La sveglia tra le montagne di Mammoth Lakes è fresca e luminosa. La sera prima abbiamo cenato mangiando benissimo e siamo pronti per la giornata da dedicare al mitico Yosemite National Park. Questo enorme parco naturale, un tempo patria degli indiani d’America, è il paradiso degli arrampicatori e degli amanti delle camminate in montagna. L’Half Dome, il più grande blocco di granito esistente al mondo, si erge imperioso dominando la valle dello Yosemite. E’ raggiungibile solo in estate, tramite una faticosa camminata di 12 ore lunga quasi 30 km, e comprende gli ultimi 300 metri di dislivello tecnici e molto pericolosi.

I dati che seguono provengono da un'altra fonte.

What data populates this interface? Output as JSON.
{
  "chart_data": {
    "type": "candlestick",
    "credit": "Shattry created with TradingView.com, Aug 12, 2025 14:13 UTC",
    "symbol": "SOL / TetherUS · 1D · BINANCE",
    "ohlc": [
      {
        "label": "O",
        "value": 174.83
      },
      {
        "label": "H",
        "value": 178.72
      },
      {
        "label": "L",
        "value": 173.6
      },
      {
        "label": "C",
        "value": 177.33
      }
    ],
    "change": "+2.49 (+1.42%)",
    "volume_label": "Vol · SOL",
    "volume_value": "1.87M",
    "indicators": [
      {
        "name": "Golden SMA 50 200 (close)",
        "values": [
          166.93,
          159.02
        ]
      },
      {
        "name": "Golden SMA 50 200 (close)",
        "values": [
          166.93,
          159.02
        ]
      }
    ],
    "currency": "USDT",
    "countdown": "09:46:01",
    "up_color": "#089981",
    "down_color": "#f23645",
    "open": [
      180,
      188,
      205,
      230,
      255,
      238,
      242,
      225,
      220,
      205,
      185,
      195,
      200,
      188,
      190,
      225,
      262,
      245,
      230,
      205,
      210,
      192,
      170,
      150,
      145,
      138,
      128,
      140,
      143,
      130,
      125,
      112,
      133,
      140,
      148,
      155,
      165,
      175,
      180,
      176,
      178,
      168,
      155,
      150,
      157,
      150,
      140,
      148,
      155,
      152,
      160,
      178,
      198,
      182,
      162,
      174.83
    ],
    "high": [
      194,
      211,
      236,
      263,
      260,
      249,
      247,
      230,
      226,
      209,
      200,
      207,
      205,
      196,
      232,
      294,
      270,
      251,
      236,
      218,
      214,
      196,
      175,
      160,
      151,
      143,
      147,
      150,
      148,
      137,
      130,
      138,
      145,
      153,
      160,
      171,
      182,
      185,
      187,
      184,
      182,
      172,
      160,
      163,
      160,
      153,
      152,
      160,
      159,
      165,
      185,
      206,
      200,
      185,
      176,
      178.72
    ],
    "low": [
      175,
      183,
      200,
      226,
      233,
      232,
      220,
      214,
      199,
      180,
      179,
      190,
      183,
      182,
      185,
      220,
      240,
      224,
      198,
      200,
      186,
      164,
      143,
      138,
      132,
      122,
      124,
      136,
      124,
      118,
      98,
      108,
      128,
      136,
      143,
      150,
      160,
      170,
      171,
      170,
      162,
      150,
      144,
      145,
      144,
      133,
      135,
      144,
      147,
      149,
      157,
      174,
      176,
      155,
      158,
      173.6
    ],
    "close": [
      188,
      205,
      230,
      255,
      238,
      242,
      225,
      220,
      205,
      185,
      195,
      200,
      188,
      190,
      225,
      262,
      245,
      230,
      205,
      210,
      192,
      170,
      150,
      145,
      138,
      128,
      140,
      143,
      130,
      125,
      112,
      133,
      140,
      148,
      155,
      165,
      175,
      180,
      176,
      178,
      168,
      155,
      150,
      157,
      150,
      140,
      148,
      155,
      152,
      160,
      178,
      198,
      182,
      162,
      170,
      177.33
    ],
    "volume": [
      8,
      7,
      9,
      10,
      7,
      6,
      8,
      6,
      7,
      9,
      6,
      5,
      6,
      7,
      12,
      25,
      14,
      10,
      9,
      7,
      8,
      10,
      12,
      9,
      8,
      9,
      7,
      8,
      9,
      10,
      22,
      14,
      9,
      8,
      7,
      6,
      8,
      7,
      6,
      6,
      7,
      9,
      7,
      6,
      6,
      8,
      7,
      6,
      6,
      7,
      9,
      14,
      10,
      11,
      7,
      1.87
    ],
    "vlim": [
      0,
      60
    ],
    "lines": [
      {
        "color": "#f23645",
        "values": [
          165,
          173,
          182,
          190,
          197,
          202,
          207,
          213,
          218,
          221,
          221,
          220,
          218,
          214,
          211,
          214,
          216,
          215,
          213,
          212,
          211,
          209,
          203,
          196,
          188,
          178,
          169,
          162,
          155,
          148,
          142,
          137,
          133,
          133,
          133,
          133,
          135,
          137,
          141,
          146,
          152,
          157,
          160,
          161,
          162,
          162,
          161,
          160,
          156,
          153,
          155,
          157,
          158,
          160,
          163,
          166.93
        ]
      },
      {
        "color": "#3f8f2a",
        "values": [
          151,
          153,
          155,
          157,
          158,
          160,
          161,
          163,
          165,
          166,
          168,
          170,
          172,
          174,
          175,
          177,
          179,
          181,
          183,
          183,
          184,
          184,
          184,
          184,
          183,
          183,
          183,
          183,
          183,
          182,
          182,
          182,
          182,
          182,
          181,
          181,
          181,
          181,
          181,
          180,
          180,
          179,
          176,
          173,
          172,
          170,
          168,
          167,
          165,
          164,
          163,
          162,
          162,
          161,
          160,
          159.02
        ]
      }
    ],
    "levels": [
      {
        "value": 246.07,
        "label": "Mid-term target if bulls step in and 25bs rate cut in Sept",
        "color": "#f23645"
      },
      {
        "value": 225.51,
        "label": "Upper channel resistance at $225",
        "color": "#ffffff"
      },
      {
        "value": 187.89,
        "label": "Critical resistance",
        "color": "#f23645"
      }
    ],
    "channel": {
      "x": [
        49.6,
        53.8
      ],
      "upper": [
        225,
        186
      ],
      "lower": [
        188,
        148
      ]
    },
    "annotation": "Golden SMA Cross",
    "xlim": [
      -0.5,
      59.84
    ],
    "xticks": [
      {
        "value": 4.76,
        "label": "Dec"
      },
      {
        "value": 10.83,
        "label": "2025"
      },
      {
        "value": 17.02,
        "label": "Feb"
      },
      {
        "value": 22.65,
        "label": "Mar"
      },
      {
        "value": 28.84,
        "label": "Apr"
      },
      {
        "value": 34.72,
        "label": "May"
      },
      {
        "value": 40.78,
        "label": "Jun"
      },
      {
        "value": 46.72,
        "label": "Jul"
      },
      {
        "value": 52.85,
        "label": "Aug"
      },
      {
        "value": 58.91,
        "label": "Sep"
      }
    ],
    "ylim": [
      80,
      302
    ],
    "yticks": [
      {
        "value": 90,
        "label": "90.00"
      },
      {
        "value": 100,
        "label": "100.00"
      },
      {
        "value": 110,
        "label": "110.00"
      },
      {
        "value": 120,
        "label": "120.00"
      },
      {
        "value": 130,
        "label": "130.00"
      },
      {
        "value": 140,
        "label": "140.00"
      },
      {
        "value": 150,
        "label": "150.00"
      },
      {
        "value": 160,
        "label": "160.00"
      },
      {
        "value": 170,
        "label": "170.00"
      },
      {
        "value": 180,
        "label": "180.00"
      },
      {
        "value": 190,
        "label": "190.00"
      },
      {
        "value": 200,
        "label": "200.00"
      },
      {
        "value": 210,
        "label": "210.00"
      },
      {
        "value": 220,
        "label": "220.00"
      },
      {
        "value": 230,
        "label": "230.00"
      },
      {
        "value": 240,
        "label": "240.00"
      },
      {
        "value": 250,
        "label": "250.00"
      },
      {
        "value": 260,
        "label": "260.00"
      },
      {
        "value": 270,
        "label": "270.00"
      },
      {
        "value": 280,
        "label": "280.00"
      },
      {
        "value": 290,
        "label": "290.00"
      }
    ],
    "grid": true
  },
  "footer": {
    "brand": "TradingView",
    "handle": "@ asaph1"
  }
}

Lo Yosemite è famoso anche per le sue enormi cascate, che purtroppo però d’estate sono quasi completamente asciutte. Le avevo viste in primavera nel 2004 e ricordo di esserne rimasto affascinato.

Noi ci accontentiamo di addentrarci fino al Visitor Center, posto proprio nel centro della valle. Un luogo del genere, per essere apprezzato al meglio, richiederebbe più tempo e la possibilità di addentrarsi lungo uno dei tanti sentieri che si inerpicano tra le maestose montagne.

Nel pomeriggio iniziamo a dirigerci nuovamente verso Sud: la piatta ed enorme città di Fresno sarà il campo base dei prossimi due giorni.

Prima di arrivarci, però, rimandiamo l’uscita dallo Yosemite per visitare il Mariposa Grove, patria di una delle prima sequoie giganti che incontreremo domani nel Sequoia National Park.

A Fresno pernottiamo in un Motel 6 che non è il massimo del comfort e della pulizia: tra ragni, letti scomodi e tanto caldo ci addormentiamo con ancora il ricordo della favolosa bistecca del mitico Tahoe Joe’s, la steak house che già lo scorso anno ci aveva fatto impazzire.